Andersen’s opinion changed within a week, as evidenced by an email he sent Fauci and others, including Ralph Baric and Peter Daszak, on February 4th. He decried “crackpot theories” about the virus potentially originating in a lab and noted a need to shut down “conspiracy theorists” in strong language. Buzzfeed News obtained these emails through the Freedom of Information Act.  

In an email obtained by U.S. Right to Know, Andersen also advised in February 2020 that a public document about the virus should not include “language suggesting that the virus might evolve (i.e., "mutate" to most people) towards better infectivity or transmission.” 

Kristian Andersen co-authored a paper in March 2020 “The proximal origin of SARS-CoV-2" along with other American researchers, asserting that the virus most likely did not originate in a lab.
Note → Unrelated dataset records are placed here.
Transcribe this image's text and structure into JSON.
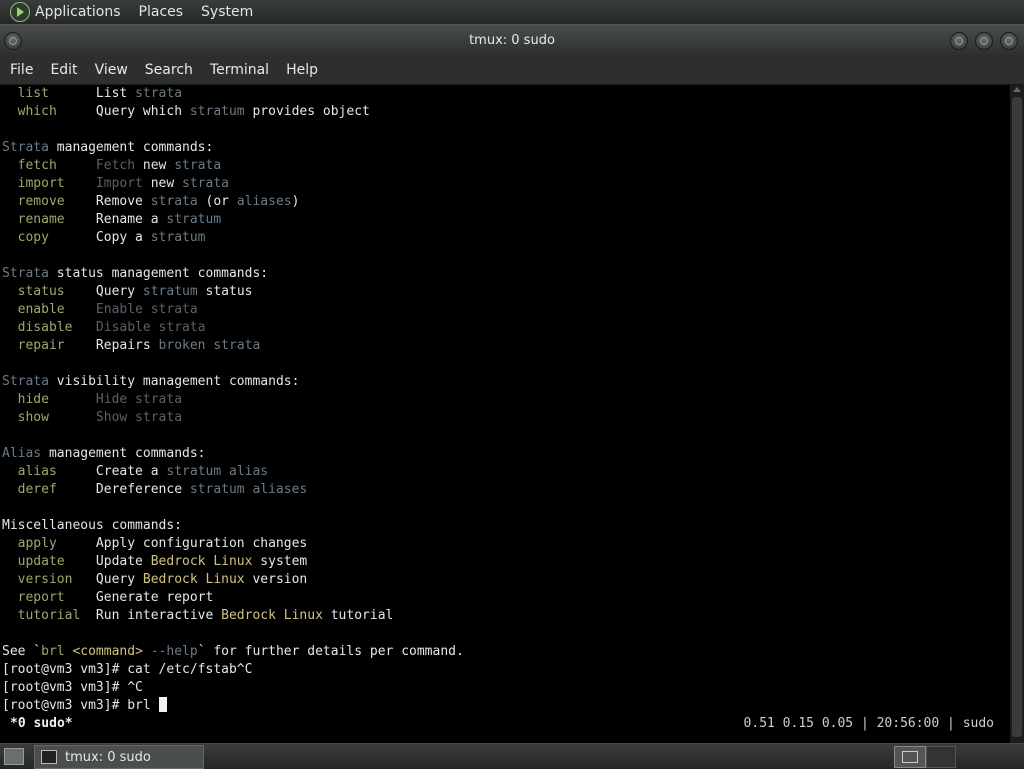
{
  "panel": {
    "menus": [
      "Applications",
      "Places",
      "System"
    ]
  },
  "window": {
    "title": "tmux: 0 sudo"
  },
  "menubar": {
    "items": [
      "File",
      "Edit",
      "View",
      "Search",
      "Terminal",
      "Help"
    ]
  },
  "terminal": {
    "lines": [
      [
        {
          "t": "  list      ",
          "c": "cmd"
        },
        {
          "t": "List ",
          "c": "wht"
        },
        {
          "t": "strata",
          "c": "str"
        }
      ],
      [
        {
          "t": "  which     ",
          "c": "cmd"
        },
        {
          "t": "Query which ",
          "c": "wht"
        },
        {
          "t": "stratum",
          "c": "str"
        },
        {
          "t": " provides object",
          "c": "wht"
        }
      ],
      [],
      [
        {
          "t": "Strata",
          "c": "str"
        },
        {
          "t": " management commands:",
          "c": "wht"
        }
      ],
      [
        {
          "t": "  fetch     ",
          "c": "cmd"
        },
        {
          "t": "Fetch ",
          "c": "dim"
        },
        {
          "t": "new ",
          "c": "wht"
        },
        {
          "t": "strata",
          "c": "str"
        }
      ],
      [
        {
          "t": "  import    ",
          "c": "cmd"
        },
        {
          "t": "Import ",
          "c": "dim"
        },
        {
          "t": "new ",
          "c": "wht"
        },
        {
          "t": "strata",
          "c": "str"
        }
      ],
      [
        {
          "t": "  remove    ",
          "c": "cmd"
        },
        {
          "t": "Remove ",
          "c": "wht"
        },
        {
          "t": "strata",
          "c": "str"
        },
        {
          "t": " (or ",
          "c": "wht"
        },
        {
          "t": "aliases",
          "c": "str"
        },
        {
          "t": ")",
          "c": "wht"
        }
      ],
      [
        {
          "t": "  rename    ",
          "c": "cmd"
        },
        {
          "t": "Rename a ",
          "c": "wht"
        },
        {
          "t": "stratum",
          "c": "str"
        }
      ],
      [
        {
          "t": "  copy      ",
          "c": "cmd"
        },
        {
          "t": "Copy a ",
          "c": "wht"
        },
        {
          "t": "stratum",
          "c": "str"
        }
      ],
      [],
      [
        {
          "t": "Strata",
          "c": "str"
        },
        {
          "t": " status management commands:",
          "c": "wht"
        }
      ],
      [
        {
          "t": "  status    ",
          "c": "cmd"
        },
        {
          "t": "Query ",
          "c": "wht"
        },
        {
          "t": "stratum",
          "c": "str"
        },
        {
          "t": " status",
          "c": "wht"
        }
      ],
      [
        {
          "t": "  enable    ",
          "c": "cmd"
        },
        {
          "t": "Enable strata",
          "c": "dim"
        }
      ],
      [
        {
          "t": "  disable   ",
          "c": "cmd"
        },
        {
          "t": "Disable strata",
          "c": "dim"
        }
      ],
      [
        {
          "t": "  repair    ",
          "c": "cmd"
        },
        {
          "t": "Repairs ",
          "c": "wht"
        },
        {
          "t": "broken strata",
          "c": "str"
        }
      ],
      [],
      [
        {
          "t": "Strata",
          "c": "str"
        },
        {
          "t": " visibility management commands:",
          "c": "wht"
        }
      ],
      [
        {
          "t": "  hide      ",
          "c": "cmd"
        },
        {
          "t": "Hide strata",
          "c": "dim"
        }
      ],
      [
        {
          "t": "  show      ",
          "c": "cmd"
        },
        {
          "t": "Show strata",
          "c": "dim"
        }
      ],
      [],
      [
        {
          "t": "Alias",
          "c": "str"
        },
        {
          "t": " management commands:",
          "c": "wht"
        }
      ],
      [
        {
          "t": "  alias     ",
          "c": "cmd"
        },
        {
          "t": "Create a ",
          "c": "wht"
        },
        {
          "t": "stratum alias",
          "c": "str"
        }
      ],
      [
        {
          "t": "  deref     ",
          "c": "cmd"
        },
        {
          "t": "Dereference ",
          "c": "wht"
        },
        {
          "t": "stratum aliases",
          "c": "str"
        }
      ],
      [],
      [
        {
          "t": "Miscellaneous commands:",
          "c": "wht"
        }
      ],
      [
        {
          "t": "  apply     ",
          "c": "cmd"
        },
        {
          "t": "Apply configuration changes",
          "c": "wht"
        }
      ],
      [
        {
          "t": "  update    ",
          "c": "cmd"
        },
        {
          "t": "Update ",
          "c": "wht"
        },
        {
          "t": "Bedrock Linux",
          "c": "yel"
        },
        {
          "t": " system",
          "c": "wht"
        }
      ],
      [
        {
          "t": "  version   ",
          "c": "cmd"
        },
        {
          "t": "Query ",
          "c": "wht"
        },
        {
          "t": "Bedrock Linux",
          "c": "yel"
        },
        {
          "t": " version",
          "c": "wht"
        }
      ],
      [
        {
          "t": "  report    ",
          "c": "cmd"
        },
        {
          "t": "Generate report",
          "c": "wht"
        }
      ],
      [
        {
          "t": "  tutorial  ",
          "c": "cmd"
        },
        {
          "t": "Run interactive ",
          "c": "wht"
        },
        {
          "t": "Bedrock Linux",
          "c": "yel"
        },
        {
          "t": " tutorial",
          "c": "wht"
        }
      ],
      [],
      [
        {
          "t": "See `",
          "c": "wht"
        },
        {
          "t": "brl ",
          "c": "cmd"
        },
        {
          "t": "<command>",
          "c": "yel"
        },
        {
          "t": " --help",
          "c": "str"
        },
        {
          "t": "` for further details per command.",
          "c": "wht"
        }
      ],
      [
        {
          "t": "[root@vm3 vm3]# cat /etc/fstab^C",
          "c": "wht"
        }
      ],
      [
        {
          "t": "[root@vm3 vm3]# ^C",
          "c": "wht"
        }
      ],
      [
        {
          "t": "[root@vm3 vm3]# brl ",
          "c": "wht"
        }
      ]
    ]
  },
  "tmux": {
    "status_left": "*0 sudo*",
    "status_right": "0.51 0.15 0.05 | 20:56:00 | sudo"
  },
  "taskbar": {
    "task_label": "tmux: 0 sudo"
  }
}
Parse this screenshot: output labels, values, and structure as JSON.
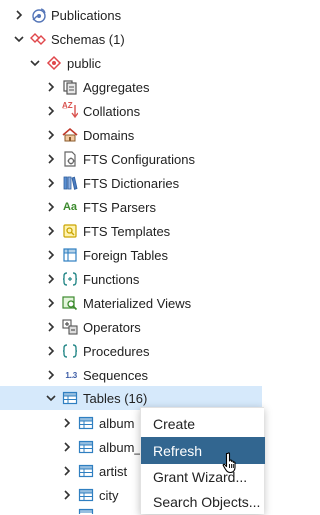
{
  "tree": {
    "publications": "Publications",
    "schemas": "Schemas (1)",
    "public": "public",
    "aggregates": "Aggregates",
    "collations": "Collations",
    "domains": "Domains",
    "fts_configurations": "FTS Configurations",
    "fts_dictionaries": "FTS Dictionaries",
    "fts_parsers": "FTS Parsers",
    "fts_templates": "FTS Templates",
    "foreign_tables": "Foreign Tables",
    "functions": "Functions",
    "materialized_views": "Materialized Views",
    "operators": "Operators",
    "procedures": "Procedures",
    "sequences": "Sequences",
    "tables": "Tables (16)",
    "table_items": [
      "album",
      "album_",
      "artist",
      "city"
    ]
  },
  "icon_glyphs": {
    "collations": "A̲Z",
    "fts_parsers": "Aa",
    "sequences": "1..3"
  },
  "context_menu": {
    "items": [
      "Create",
      "Refresh",
      "Grant Wizard...",
      "Search Objects..."
    ],
    "active": "Refresh"
  },
  "colors": {
    "selected_row": "#d6e9fb",
    "menu_active": "#326690",
    "schema_icon": "#e0474c",
    "table_icon": "#2f7fc1"
  }
}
Emails reveal that the paper’s authors were in contact with Fauci prior to publication, and that Fauci may have had input on its contents. In an email dated March 6, 2020, Andersen sent Fauci a draft of the letter, thanked Fauci for his “advice and leadership,” and asked for comments and suggestions on the paper’s most recent draft. 

[RELATED: University encourages students to call cops on each other for breaking COVID-19 guidelines]

One of Andersen’s co-authors, Dr. Ian Lipkin of the Mailman School of Public Health at Columbia University, would later shift his opinion about how certain we can be about the origins of the virus. In May 2021, more than a year after the “proximal origin” paper attempted to quell the lab leak theory, Lipkin told reporter Donald G. McNeil that he had wrongly assumed that the Wuhan Institute was using BSL-4 labs, the most secure type of lab, to conduct coronavirus research. Instead, the Wuhan lab had been using BSL-2 labs to research coronaviruses. Lipkin was careful to note that there is, in his view, no direct evidence of a lab leak, he said of the use of BSL-2 labs, “That’s screwed up...People should not be looking at bat viruses in BSL-2 labs. My view has changed."

Just weeks ago, a U.S. higher education institution was still taking Shi at her word: Rutgers University allowed Shi a platform to discuss how bat coronaviruses are transmitted across species. 

Campus Reform contacted every U.S. university listed as a partner by either the Wuhan Institute of Virology or the EcoHealth Alliance on their respective websites. Only one responded: The University of Alabama directed Campus Reform to a letter from Department of Education officials stating that investigators had found no connection between it and the Wuhan Institute of Virology.